"Ümitvar olunuz, şu istikbal inkılâbı içinde en yüksek gür sada İslâm'ın sadası olacaktır."

Piyasalar

Seçim öncesi yine anayasayı ihlâl...

Cevher İLHAN
04 Ocak 2019, Cuma
Son günlerde siyasetin tartışma konusu “siyasi meşruiyet.” Demokratik bir ülkede meşruiyetin kriteri hukuk, anayasa ve yasalar belirlerken, tamamen siyasi karambola dönüştürülen “meşruiyet tartışmaları” paravanında iktidar cephesince açıkça Anayasanın ve hukukun çiğnendiği görülüyor.

Bilindiği gibi, 16 Nisan 2017’deki Anayasa değişikliği referandumunda kanunun açık hükmüne rağmen -üstelik sandıklar açıldıktan sonra- “mühürsüz oy pusulaları”nı “geçerli” saymakla Anayasa ve yasaları ihlâlle seçimlere peşinen şâibe bulaştırılması tartışmalarına sebebiyet verilmişti.

Oysa hukukçular, Anayasa’nın 79. maddesinde “seçimlerin yargı denetiminde yapılması”nı hüküm altına aldığını, oyların mühürsüz olmasının referandumu yargı denetiminden çıkardığını, 98. ile 101. maddelerinde “seçmen pusulası ve zarfların mühürlü olması şartının yer aldığını” belirterek, bunun Anayasa’nın ihlâli olduğunu açıkça ikaz etmişlerdi.

Ne var ki, 31 Mart mahalli seçimleri öncesinde de öncesinde de, YSK üyelerinin sürelerinin Anayasaya aykırı olarak uzatılması seçimlere de daha yapılmadan şâibe bulaştırıyor.

ŞİMDİ DE 67. VE 94. MADDEYİ İHLÂL!

Öncelikle Anayasa’nın 67. maddesindeki “Seçim kanunlarında yapılan değişiklikler, yürürlüğe girdiği tarihten itibaren bir yıl içinde yapılacak seçimlerde uygulanamaz” açık hükme rağmen, mahalli seçimlere üç ay kala -23 Ocak’ta görev süreleri sona erecek- Yüksek Seçim Kurulu (YSK) Başkanı ile beş üyesinin görev sürelerinin bir yıl daha uzatılması peşinen bir dizi istifhama sebebiyet veriyor.

Bir diğer ihlâl, Meclis Başkanı’nın görevinden ayrılmadan İstanbul Büyükşehir Belediye Başkanı olması; parti ve seçim çalışmalarına bu sıfatla ve uhdesindeki bütün devlet imkânlarıyla katılması.

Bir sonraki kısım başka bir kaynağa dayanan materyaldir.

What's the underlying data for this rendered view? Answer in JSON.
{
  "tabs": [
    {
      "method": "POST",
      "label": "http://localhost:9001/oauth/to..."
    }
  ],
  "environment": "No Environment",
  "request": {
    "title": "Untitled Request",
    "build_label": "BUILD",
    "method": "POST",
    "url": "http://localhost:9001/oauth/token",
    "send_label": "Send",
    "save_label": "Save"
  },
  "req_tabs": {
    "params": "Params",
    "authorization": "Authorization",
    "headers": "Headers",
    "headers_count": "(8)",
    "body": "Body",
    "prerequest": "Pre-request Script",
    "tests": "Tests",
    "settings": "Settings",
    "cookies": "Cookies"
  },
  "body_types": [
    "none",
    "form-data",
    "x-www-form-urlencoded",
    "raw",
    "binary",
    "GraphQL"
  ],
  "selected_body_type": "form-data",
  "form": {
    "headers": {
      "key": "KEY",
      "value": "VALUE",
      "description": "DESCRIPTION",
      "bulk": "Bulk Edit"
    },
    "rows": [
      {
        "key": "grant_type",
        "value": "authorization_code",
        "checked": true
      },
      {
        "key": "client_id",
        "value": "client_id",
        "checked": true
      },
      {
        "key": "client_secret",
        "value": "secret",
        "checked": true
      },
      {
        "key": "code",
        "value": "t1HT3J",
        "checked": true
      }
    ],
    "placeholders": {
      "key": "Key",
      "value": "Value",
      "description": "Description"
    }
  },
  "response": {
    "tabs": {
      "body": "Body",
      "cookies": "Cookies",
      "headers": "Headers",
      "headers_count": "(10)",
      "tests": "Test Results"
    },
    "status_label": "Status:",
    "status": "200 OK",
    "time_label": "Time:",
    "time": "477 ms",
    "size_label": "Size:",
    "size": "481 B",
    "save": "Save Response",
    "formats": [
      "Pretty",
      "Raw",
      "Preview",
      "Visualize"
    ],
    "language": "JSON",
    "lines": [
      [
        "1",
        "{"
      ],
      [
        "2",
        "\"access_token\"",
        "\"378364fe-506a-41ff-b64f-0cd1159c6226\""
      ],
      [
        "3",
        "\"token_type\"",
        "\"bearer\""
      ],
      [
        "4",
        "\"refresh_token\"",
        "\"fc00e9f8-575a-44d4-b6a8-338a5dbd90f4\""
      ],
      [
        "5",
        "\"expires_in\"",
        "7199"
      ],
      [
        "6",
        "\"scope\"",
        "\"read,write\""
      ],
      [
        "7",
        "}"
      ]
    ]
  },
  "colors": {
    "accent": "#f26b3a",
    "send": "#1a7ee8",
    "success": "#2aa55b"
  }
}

Halbuki Anayasa’nın 94. maddesi, “Türkiye Büyük Millet Meclisi Başkanı, başkanvekilleri, üyesi bulundukları siyasi partinin veya parti grubunun Meclis içinde veya dışındaki faaliyetlerine; görevlerinin gereği olan haller dışında, Meclis tartışmalarına katılamazlar; başkan ve oturumu yöneten başkanvekili oy kullanamazlar” bariz hükmünü getiriyor.

Anayasanın bu açık ibâresiyle, Meclis içinde ve dışında hiçbir siyasi parti faaliyetine katılmaması gereken Meclis Başkanı’nın bir partide aday olup seçim çalışmalarına katılmasına karşı iktidar cephesinden, “istifasına gerek yok!” vurdumduymazlığı, bir başka garabeti ortaya çıkarıyor.

Cumhurbaşkanı, “Bu de nereden çıktı; aday olan milletvekilleri istifa ediyor mu ki Meclis Başkanı da istifa etsin?!” diye tepki gösteriyor. Oysa sözkonusu hüküm, milletvekilleri için bulunmuyor; sadece Meclis’teki siyasi tartışmalara dahi katılmamaları gereken Meclis Başkanı ve Başkanvekilleri hakkında vaaz edilmiş. Ve bu durum, istemeye istemeye aday edilen Meclis Başkanı’nın “seçilmemesi durumunda koltuğunun garanti edilmesi” olarak yorumlanıyor.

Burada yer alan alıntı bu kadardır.